Lecture
ONA E25, DiD Lab
Conservation: Objectives and Critique of Practice

Conservation as RestitutionAlice Hertzog in conversation with Denise Bertschi

Conservation freezes time. Museums do this in chilly vitrines and depots. In 1897, British troops attacked the kingdom of Benin in present-day Nigeria. They ousted the king, burned down the capital and looted thousands of royal artefacts from the palace. In Europe, the objects were sold on the art market. In 1940, Benin artefacts also entered the collection of the Ethnographic Museum at the University of Zurich. Now Nigeria would like them back. Ethnographic museums are experts in arresting time, preserving objects in immaculate conditions, and retarding their natural deterioration so that generations down the line may learn from them.

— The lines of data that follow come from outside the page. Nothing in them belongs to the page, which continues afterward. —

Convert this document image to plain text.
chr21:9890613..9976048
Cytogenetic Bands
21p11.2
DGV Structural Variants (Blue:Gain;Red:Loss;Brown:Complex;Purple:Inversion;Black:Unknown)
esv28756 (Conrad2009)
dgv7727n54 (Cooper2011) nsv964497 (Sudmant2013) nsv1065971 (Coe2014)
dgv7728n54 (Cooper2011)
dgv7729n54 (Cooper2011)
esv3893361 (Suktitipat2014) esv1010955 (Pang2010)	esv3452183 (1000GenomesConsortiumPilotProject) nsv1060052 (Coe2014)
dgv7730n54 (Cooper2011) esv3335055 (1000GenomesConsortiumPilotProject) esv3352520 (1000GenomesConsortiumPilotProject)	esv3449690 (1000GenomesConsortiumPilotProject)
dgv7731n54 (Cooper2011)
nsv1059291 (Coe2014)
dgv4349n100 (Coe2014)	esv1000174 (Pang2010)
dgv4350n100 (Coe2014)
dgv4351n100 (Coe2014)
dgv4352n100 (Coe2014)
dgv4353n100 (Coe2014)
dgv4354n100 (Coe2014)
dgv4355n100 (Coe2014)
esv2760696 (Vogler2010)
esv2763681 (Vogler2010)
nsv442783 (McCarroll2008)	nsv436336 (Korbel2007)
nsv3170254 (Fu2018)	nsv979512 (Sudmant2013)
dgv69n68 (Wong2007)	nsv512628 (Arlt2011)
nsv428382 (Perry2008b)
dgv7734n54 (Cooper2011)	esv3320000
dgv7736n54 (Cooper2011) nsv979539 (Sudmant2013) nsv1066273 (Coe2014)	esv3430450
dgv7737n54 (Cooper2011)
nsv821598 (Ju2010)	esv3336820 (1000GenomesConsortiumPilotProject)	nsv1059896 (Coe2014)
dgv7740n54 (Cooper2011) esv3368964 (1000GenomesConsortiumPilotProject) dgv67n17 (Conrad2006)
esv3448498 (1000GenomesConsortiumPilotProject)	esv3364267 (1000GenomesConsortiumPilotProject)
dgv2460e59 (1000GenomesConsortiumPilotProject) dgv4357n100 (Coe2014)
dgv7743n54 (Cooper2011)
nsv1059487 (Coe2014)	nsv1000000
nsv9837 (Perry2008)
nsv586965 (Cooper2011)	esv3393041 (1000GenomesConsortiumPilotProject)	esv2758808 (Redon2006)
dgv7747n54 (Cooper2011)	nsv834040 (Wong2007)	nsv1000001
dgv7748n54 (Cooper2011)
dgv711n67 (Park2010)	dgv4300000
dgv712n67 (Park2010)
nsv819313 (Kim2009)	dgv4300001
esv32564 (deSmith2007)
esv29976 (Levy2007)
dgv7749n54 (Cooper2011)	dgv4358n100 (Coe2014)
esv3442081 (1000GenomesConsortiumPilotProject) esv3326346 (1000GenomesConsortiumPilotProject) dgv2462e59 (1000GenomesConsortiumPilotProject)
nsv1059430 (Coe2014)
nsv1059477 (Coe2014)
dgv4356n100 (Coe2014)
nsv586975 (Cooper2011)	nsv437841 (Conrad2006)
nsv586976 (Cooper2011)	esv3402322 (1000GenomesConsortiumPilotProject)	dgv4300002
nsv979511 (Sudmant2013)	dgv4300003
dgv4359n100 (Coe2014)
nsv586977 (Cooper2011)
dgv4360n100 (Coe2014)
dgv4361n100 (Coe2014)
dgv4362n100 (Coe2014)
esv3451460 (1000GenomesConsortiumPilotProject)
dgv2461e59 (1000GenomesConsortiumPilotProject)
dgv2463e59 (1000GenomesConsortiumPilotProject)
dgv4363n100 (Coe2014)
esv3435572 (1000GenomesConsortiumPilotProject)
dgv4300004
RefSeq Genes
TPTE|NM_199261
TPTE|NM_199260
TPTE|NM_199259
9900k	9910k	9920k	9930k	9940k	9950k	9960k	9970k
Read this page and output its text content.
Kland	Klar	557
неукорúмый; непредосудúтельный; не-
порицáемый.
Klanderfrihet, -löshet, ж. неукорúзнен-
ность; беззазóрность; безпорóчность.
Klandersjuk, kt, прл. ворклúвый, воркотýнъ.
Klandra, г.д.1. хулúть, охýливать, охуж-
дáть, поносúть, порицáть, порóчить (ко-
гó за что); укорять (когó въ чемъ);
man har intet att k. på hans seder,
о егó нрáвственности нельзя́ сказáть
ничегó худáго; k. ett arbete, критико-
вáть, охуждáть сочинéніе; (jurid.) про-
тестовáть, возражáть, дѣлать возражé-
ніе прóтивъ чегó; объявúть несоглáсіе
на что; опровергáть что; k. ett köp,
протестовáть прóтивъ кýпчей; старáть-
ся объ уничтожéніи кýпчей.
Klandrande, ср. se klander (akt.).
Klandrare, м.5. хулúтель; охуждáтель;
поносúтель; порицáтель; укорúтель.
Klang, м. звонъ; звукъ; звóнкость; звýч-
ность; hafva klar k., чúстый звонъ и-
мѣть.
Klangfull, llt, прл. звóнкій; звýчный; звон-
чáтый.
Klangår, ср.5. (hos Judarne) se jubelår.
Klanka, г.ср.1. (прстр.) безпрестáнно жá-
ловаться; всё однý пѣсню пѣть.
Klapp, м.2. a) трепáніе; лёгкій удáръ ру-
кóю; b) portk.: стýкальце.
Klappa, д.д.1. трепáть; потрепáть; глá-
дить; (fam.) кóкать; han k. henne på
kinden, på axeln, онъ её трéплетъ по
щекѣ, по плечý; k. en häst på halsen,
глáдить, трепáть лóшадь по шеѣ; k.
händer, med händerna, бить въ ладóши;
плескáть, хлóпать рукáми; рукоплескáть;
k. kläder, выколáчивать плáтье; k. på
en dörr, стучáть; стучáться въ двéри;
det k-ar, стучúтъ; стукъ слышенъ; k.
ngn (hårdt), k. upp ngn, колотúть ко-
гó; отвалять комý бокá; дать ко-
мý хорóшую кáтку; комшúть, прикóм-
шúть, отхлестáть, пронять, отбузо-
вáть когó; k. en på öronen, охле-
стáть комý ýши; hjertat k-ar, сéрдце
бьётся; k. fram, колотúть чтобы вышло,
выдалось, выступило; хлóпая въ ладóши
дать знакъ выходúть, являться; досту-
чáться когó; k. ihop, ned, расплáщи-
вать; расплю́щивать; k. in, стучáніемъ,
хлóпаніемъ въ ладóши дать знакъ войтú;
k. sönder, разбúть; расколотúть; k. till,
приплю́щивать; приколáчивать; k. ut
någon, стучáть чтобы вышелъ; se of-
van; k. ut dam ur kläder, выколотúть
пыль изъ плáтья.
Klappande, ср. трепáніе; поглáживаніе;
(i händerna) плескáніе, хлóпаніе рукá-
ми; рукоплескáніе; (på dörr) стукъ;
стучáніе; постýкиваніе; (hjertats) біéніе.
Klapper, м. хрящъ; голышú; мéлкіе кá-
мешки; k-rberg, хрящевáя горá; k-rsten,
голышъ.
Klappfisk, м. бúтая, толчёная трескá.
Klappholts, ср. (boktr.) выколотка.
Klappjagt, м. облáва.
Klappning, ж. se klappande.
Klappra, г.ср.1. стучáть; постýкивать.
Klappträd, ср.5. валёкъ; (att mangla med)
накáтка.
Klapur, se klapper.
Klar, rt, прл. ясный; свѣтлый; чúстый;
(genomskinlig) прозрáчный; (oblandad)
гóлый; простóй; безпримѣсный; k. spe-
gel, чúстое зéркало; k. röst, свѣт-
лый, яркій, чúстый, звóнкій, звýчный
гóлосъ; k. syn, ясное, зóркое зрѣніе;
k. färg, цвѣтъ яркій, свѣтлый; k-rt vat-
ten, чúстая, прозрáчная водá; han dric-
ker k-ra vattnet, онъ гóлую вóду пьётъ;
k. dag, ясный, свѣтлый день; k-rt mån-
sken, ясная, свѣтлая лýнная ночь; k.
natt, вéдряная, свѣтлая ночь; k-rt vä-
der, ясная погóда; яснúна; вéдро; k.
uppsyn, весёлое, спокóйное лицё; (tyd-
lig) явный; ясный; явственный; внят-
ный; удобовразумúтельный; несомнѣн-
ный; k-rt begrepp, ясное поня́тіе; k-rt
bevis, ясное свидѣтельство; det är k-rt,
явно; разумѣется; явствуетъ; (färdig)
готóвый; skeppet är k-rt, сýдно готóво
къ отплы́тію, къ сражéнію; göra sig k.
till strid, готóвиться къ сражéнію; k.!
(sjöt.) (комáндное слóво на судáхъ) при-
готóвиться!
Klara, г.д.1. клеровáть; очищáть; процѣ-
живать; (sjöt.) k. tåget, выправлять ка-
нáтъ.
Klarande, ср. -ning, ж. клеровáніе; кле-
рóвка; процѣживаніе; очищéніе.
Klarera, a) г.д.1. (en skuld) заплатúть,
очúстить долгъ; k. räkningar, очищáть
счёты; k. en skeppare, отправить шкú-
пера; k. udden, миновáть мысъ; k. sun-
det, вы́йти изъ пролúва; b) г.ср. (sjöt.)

What does it then entail, for a museum to shift from collecting and preserving, to deaccessioning and restituting?

Alice Hertzog is director of the Ethnographic Museum and Professor for Social and Cultural Anthropology at the University of Zurich. Informed by postcolonial perspectives, her current work focuses on the circulation of contested cultural heritage and the restitution of the Benin Bronzes.Alice is an alumna of D-ARCH and is committed to collaborative methodologies that strengthen the interface between the museum and the city.